This document has the following sections:
What is an Indexer?
Goal of an indexer
The main goal of an indexer is to create and setup some resource
automatically. The resources can be created depending on their
name or their extension. Once the resource has been created, the
indexer is also in charge of attaching the right frames to this
resource, like the HTTP frame, the filters and so on.
Each
DirectoryResource (and subclasses) is associated to an indexer,
if no indexer is specified the DirectoryResource is associated
to the "default" indexer.
Description of an indexer
- Class and attributes of an indexer
- Class:
- Usually, the indexer's class is
org.w3c.tools.resources.indexer.SampleResourceIndexer
- Identifier
- The name of the indexer, ex: "icons"
- Last Modified
- Unused, but resent as, internally, it is a resource.
- Super Indexer
- The name of the parent indexer used when the current indexer
fails to index. By default, the super indexer is the "default"
indexer.
- The sons of an indexer
- directories
- Used to index files matching exactly a name, mainly used to
index directories. You can specify that an "Icons" directory
will always be negotiable, for example. The default name (ie:
matching all directory names) is "*default*"
- extensions
- Used to index files with a specific extension. For example,
"html" is a FileResource with an HTTPFrame set to give the
"text/html" content type to this file. Then all the "foo.html"

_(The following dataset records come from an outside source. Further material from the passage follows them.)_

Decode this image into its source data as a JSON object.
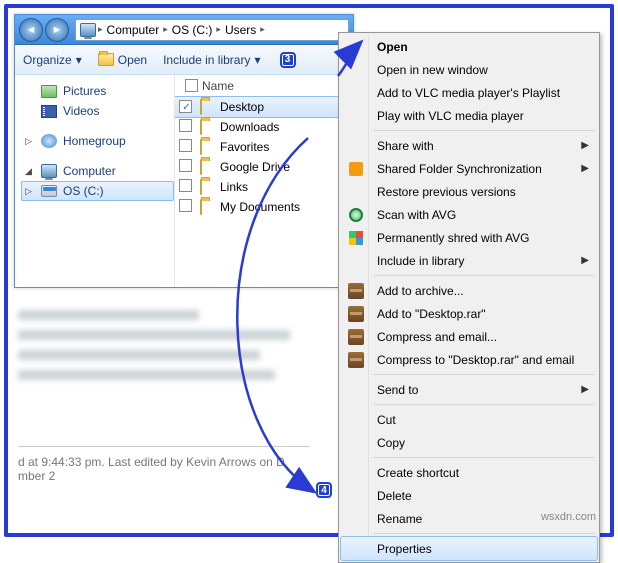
{
  "breadcrumb": {
    "root": "Computer",
    "drive": "OS (C:)",
    "folder": "Users"
  },
  "toolbar": {
    "organize": "Organize",
    "open": "Open",
    "include": "Include in library"
  },
  "badges": {
    "step3": "3",
    "step4": "4"
  },
  "nav": {
    "pictures": "Pictures",
    "videos": "Videos",
    "homegroup": "Homegroup",
    "computer": "Computer",
    "drive": "OS (C:)"
  },
  "list": {
    "header": "Name",
    "items": [
      {
        "name": "Desktop",
        "selected": true
      },
      {
        "name": "Downloads"
      },
      {
        "name": "Favorites"
      },
      {
        "name": "Google Drive"
      },
      {
        "name": "Links"
      },
      {
        "name": "My Documents"
      }
    ]
  },
  "ctx": {
    "open": "Open",
    "open_new": "Open in new window",
    "vlc_add": "Add to VLC media player's Playlist",
    "vlc_play": "Play with VLC media player",
    "share": "Share with",
    "sync": "Shared Folder Synchronization",
    "restore": "Restore previous versions",
    "avg_scan": "Scan with AVG",
    "avg_shred": "Permanently shred with AVG",
    "include": "Include in library",
    "archive": "Add to archive...",
    "archive_name": "Add to \"Desktop.rar\"",
    "comp_email": "Compress and email...",
    "comp_name_email": "Compress to \"Desktop.rar\" and email",
    "sendto": "Send to",
    "cut": "Cut",
    "copy": "Copy",
    "shortcut": "Create shortcut",
    "delete": "Delete",
    "rename": "Rename",
    "properties": "Properties"
  },
  "caption": "d at 9:44:33 pm. Last edited by Kevin Arrows on D",
  "caption_suffix": "mber 2",
  "watermark": "wsxdn.com"
}
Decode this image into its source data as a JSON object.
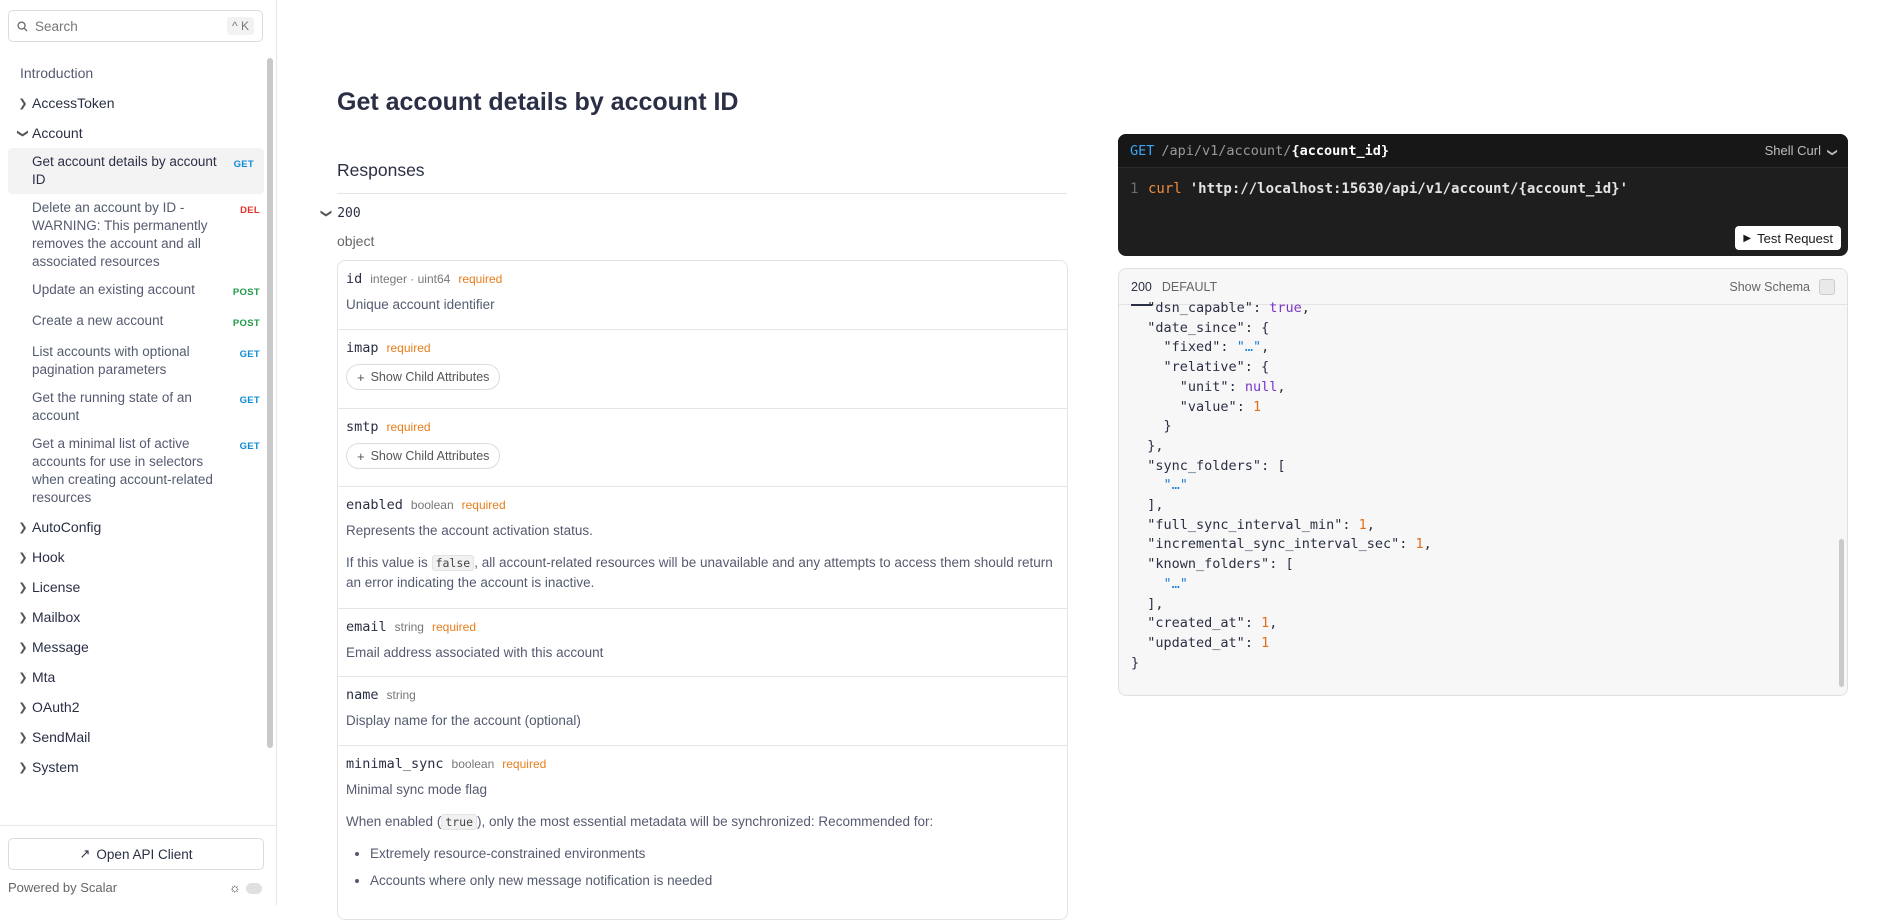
{
  "sidebar": {
    "search_placeholder": "Search",
    "search_shortcut": "^ K",
    "intro": "Introduction",
    "groups": [
      {
        "label": "AccessToken"
      },
      {
        "label": "Account"
      },
      {
        "label": "AutoConfig"
      },
      {
        "label": "Hook"
      },
      {
        "label": "License"
      },
      {
        "label": "Mailbox"
      },
      {
        "label": "Message"
      },
      {
        "label": "Mta"
      },
      {
        "label": "OAuth2"
      },
      {
        "label": "SendMail"
      },
      {
        "label": "System"
      }
    ],
    "account_endpoints": [
      {
        "label": "Get account details by account ID",
        "method": "GET"
      },
      {
        "label": "Delete an account by ID - WARNING: This permanently removes the account and all associated resources",
        "method": "DEL"
      },
      {
        "label": "Update an existing account",
        "method": "POST"
      },
      {
        "label": "Create a new account",
        "method": "POST"
      },
      {
        "label": "List accounts with optional pagination parameters",
        "method": "GET"
      },
      {
        "label": "Get the running state of an account",
        "method": "GET"
      },
      {
        "label": "Get a minimal list of active accounts for use in selectors when creating account-related resources",
        "method": "GET"
      }
    ],
    "open_client": "Open API Client",
    "powered_by": "Powered by Scalar"
  },
  "main": {
    "title": "Get account details by account ID",
    "responses_heading": "Responses",
    "status_code": "200",
    "object_type": "object",
    "show_child": "Show Child Attributes",
    "props": {
      "id": {
        "name": "id",
        "type": "integer · uint64",
        "req": "required",
        "desc": "Unique account identifier"
      },
      "imap": {
        "name": "imap",
        "req": "required"
      },
      "smtp": {
        "name": "smtp",
        "req": "required"
      },
      "enabled": {
        "name": "enabled",
        "type": "boolean",
        "req": "required",
        "desc": "Represents the account activation status.",
        "note_pre": "If this value is",
        "note_code": "false",
        "note_post": ", all account-related resources will be unavailable and any attempts to access them should return an error indicating the account is inactive."
      },
      "email": {
        "name": "email",
        "type": "string",
        "req": "required",
        "desc": "Email address associated with this account"
      },
      "name": {
        "name": "name",
        "type": "string",
        "desc": "Display name for the account (optional)"
      },
      "minimal_sync": {
        "name": "minimal_sync",
        "type": "boolean",
        "req": "required",
        "desc": "Minimal sync mode flag",
        "note_pre": "When enabled (",
        "note_code": "true",
        "note_post": "), only the most essential metadata will be synchronized: Recommended for:",
        "bullets": [
          "Extremely resource-constrained environments",
          "Accounts where only new message notification is needed"
        ]
      }
    }
  },
  "request": {
    "method": "GET",
    "path": "/api/v1/account/",
    "param": "{account_id}",
    "client": "Shell Curl",
    "line_no": "1",
    "cmd": "curl",
    "url": "'http://localhost:15630/api/v1/account/{account_id}'",
    "test_button": "Test Request"
  },
  "response": {
    "tab_status": "200",
    "tab_default": "DEFAULT",
    "show_schema": "Show Schema"
  }
}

files will be indexed as "text/html" type object when accessed
by HTTP. The default extension (ie: matching all the extension
names) is "*default*". To index files with no extensions, you
must use the name "*noextension*".
- content-types (only for the Content Type Indexer)
- In some cases the file extension is not the only criteria,
for example when a PUT request occurs the indexer should use
the Content-Type header coming with the request (if there is
a content-type header). This is the job of the Content Type
Indexer. The Content Type Indexer
(org.w3c.jigsaw.indexer.ContentTypeIndexer), has one more
child, the content-types node. The associations between mime
types and resources are stored in this new child.
Since 2.0.2 the ContentTypeIndexer accept generic mime
types like text:*, *:xml or even
*:*. For example, if you define text:* as a
FileResource using a HTTPFrame (with a content-type set to
*none*) all content types like text/html, text/plain,
text/xml will be accepted.
Note: The mime types stored in the indexer are not
"real" mime types, the '/' has been replaced by a ':'. We
decided that because the '/' can create some conflicts with
the URLs in Jigsaw.
You can find a sample indexer configuration in this page.
Indexers in JigAdmin
The Indexers Space is exactly the same thing than the Documents Space except that
indexers classes are available in the "Available Resources"
window. You are still able to add, delete, configure resources
and frames but only in the indexers nodes (directories,
extensions and sometimes content-types). Of
course, you can also create new indexers (under the
Indexers node).